Jonna erwartete einen Kommentar von Cheroux, aber ihr Observer brach die Verbindung schweigend ab.

Jonna steckte den Scanner in die Tasche und stieg die Rampe hinauf - in normalem Tempo, obwohl ihr eher nach Rennen zumute war. Aber in Shangrilah-West herrschte Hochbetrieb: Roller-Tube-Teams, Skater, Pyram-Riders, Ramp-Slider, eine Hockey-Mannschaft, alle mit reichlich Gepäck, von einem Troß von Trainern, Helfern und Fans umgeben - Jonna entsann sich düster, daß für die nächsten Tage eine Reihe von Ausscheidungskämpfen für die Stadt-Olympiade auf dem Programm standen.

Durch eine Tür mit einer gelben Sonne auf hellblauem Grund gelangte sie in den Sicherheitsbereich des Schleusentrakts. Sie öffnete das innere Schott: über der ersten Schleuse brannte das rote Licht - das Außenschott war immer noch offen. Wenn Sikkim es schaffte, auch die innere Tür zu öffnen, würde das System sich nicht länger davon abhalten lassen, lauthals Alarm zu schlagen.

"Wie lange wird es dauern, bis die Leute da draußen in ihren Zügen sitzen?" fragte Jonna leise.

"Fast fünfzehn Minuten."

"Gib bitte dis dahin keinen Alarm!

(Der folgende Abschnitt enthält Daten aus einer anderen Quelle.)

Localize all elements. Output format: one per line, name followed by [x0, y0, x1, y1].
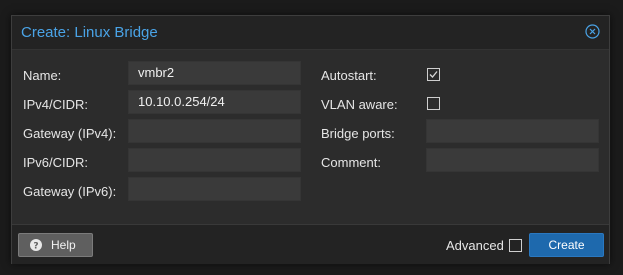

Wenn die alle anfangen, zu rennen, wird es Verletzte geben!"

"Ich werde warten", versprach das System.

Jonna lauschte an der Tür. Sie konnte hören, wie Sikkim auf der anderen Seite arbeitete, aber was er tat, ergab keinen Sinn: er zerrte, zog und rüttelte am Öffnungsbügel herum, als hätte er alles vergessen, was er jemals über den Umgang mit Schleusentüren gelernt hatte.

So schafft er es nie!


Unter den gegebenen Umständen war das eine durchaus beruhigende Feststellung und dennoch ein Quell neuer Sorgen: Sikkims Verhalten war völlig absurd.

Warum
erhielt er sich so abwegig? Na schön, um seine Immunität war es nicht mehr sonderlich gut bestellt, aber das hatte doch nichts mit seinem Verstand zu tun! Jonna kannte ihn als einen klugen, mutigen und integren Mann. Wie paßte das alles zusammen?

Sie ging ein paar Türen weiter, öffnete eine der Schleusen und trat in die Außenwelt hinaus.

Vor ihr lag eine riesige, von Gras und Moos überwucherte Plattform, die sich wie ein langgezogenes Riff rund hundert Meter weit in die Außenwelt erstreckte: eine ehemalige Ladezone, Überbleibsel aus der Zeit, als man Shangrilah erbaut hatte.

Jonna schlich sich an die offene Schleusentür heran, ging in die Hocke und spähte um die Ecke.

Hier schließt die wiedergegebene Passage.